What I hear is an album in conflict with itself. Not the kind of conflict that breeds great artistic output, but the kind of conflict that creates imbalance. This is the crux of my issues with Magna Carta… Holy Grail. The record starts off in this Boutique Nouveau Hiphop style that he and Kanye are becoming known for, except Kanye is much more comfortable here than Jay appears alone. And though, for the most part, Magna Carta is a more pleasurable listen, Yeezus is at least stylistically cohesive and breaks new ground—something Holy Grail lacks.
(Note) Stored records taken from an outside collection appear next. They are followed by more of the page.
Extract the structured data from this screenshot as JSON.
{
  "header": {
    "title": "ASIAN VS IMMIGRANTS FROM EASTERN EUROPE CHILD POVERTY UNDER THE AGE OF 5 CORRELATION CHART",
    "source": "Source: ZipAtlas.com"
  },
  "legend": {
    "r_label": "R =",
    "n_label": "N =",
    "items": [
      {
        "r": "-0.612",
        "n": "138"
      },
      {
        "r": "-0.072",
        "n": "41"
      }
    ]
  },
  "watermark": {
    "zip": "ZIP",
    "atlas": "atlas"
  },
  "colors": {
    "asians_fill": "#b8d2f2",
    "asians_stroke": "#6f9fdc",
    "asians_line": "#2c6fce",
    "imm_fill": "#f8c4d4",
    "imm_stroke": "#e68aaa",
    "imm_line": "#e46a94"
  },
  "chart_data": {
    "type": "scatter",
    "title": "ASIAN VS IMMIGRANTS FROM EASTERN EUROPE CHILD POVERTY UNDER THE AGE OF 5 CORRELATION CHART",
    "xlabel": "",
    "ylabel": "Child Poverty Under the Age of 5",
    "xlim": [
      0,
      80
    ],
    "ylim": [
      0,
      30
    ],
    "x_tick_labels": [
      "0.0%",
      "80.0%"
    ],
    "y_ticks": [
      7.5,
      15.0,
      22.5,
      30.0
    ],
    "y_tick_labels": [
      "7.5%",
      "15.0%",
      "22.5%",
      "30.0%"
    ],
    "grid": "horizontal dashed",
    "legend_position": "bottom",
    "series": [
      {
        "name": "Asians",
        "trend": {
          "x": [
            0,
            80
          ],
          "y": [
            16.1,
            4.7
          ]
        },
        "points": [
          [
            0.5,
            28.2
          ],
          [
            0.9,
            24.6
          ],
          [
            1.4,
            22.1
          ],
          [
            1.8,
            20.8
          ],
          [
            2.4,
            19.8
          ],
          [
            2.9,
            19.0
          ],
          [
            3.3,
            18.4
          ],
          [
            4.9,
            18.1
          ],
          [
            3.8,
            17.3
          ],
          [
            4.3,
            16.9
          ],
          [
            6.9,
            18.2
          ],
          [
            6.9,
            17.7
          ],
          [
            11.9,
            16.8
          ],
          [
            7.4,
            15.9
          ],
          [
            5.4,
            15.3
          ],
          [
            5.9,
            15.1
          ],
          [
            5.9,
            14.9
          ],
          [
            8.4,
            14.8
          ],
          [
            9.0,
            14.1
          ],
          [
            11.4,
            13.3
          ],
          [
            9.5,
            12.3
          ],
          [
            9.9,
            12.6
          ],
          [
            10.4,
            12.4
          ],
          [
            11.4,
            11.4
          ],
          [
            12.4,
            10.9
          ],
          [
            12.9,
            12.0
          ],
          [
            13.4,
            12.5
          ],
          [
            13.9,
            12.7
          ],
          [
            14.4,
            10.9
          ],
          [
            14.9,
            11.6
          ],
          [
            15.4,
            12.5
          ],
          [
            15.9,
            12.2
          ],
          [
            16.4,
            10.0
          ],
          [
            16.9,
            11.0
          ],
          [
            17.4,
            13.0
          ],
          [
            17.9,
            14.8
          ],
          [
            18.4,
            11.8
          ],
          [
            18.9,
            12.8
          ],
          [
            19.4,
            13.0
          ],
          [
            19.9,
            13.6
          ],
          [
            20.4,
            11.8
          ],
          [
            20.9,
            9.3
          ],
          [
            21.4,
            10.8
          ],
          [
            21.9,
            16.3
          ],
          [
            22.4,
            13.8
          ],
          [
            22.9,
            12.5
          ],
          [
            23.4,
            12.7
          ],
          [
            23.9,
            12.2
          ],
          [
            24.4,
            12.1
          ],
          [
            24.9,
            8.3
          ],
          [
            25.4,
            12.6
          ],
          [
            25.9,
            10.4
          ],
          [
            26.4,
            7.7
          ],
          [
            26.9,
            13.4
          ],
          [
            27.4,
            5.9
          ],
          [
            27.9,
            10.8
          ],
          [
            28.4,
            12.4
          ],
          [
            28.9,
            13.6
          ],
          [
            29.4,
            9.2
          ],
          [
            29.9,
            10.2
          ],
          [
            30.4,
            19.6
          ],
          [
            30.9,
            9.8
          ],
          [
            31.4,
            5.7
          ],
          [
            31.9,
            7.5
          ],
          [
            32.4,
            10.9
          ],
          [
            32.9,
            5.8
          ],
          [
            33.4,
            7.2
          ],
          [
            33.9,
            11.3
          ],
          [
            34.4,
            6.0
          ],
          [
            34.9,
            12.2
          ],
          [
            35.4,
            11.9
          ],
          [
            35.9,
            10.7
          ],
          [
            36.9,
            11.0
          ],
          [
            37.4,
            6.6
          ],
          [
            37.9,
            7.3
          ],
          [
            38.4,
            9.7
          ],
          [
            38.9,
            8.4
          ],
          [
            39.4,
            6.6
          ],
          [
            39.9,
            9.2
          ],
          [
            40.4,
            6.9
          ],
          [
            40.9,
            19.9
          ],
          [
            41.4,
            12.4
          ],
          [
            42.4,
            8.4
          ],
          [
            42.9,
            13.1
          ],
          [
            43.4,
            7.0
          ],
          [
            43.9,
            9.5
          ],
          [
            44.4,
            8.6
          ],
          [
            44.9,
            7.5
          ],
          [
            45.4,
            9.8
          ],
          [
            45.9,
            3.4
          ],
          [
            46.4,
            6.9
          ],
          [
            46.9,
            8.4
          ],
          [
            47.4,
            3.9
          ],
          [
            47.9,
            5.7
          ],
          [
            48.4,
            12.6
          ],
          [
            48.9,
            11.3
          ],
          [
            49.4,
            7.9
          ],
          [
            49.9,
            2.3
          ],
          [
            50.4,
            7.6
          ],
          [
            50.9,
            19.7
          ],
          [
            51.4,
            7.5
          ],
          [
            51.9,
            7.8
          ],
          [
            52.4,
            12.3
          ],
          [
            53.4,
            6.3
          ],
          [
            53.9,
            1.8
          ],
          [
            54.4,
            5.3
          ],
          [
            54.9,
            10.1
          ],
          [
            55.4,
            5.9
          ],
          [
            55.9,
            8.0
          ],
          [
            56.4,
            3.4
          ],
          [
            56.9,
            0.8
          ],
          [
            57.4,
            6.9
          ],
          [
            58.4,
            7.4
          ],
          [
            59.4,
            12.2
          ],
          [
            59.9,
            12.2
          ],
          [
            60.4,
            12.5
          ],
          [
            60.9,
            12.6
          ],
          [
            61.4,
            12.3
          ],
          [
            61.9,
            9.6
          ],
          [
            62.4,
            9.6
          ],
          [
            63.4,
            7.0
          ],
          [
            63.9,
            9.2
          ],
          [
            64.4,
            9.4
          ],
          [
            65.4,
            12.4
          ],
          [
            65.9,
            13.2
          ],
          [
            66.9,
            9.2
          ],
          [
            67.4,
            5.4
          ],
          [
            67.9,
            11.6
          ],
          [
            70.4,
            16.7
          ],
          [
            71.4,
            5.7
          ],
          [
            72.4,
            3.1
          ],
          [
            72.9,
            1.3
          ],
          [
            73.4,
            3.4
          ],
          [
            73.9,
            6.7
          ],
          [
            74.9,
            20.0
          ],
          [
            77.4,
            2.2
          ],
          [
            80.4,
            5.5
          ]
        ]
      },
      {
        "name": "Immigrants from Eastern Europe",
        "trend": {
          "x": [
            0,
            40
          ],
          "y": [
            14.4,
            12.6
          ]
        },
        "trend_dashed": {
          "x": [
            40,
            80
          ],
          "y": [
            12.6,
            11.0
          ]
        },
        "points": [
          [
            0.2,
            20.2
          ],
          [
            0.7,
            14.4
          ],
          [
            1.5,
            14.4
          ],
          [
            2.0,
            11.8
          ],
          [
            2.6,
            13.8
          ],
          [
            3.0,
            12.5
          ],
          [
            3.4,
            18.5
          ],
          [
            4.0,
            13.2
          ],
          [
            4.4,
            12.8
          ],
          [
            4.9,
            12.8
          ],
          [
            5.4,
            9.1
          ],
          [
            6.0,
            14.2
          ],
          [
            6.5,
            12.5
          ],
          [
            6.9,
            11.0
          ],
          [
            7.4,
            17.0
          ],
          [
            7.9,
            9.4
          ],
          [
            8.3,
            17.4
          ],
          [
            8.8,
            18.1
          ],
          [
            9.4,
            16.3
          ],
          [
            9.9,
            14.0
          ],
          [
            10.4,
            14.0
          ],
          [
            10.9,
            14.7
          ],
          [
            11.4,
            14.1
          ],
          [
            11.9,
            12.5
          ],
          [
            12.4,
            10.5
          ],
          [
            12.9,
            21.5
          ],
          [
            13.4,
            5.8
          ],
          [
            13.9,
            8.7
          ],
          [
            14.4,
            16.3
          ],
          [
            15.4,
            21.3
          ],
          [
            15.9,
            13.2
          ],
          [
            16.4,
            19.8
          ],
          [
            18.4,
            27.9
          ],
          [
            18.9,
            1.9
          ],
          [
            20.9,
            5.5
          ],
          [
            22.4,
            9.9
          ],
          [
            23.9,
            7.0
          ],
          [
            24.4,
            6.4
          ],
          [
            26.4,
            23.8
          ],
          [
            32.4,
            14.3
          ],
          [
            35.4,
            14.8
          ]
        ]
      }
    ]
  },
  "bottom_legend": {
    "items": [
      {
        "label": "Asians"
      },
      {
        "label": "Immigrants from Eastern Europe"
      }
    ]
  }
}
Midway through this collection of pieces, Hov hits his stride. On the span from F.U.T.W. to Part II (On The Run), he reminds us why he is who he is. Beyoncé also reminds us that she’s capable of giving us way better songs than she does. As far as I’m concerned, Mr. Carter phoned the last 3rd of the record in. It loses steam.

I’m not anti the new technology in record making, but if you’re going to make these highly compressed, sonically flat records, you have to find diverse ways to alter texture throughout the album to sustain interest. And if you’re a millionaire, I expect beats that sound better than something a kid can do on his computer with FruityLoops.


And what up with these Eurocentric album covers?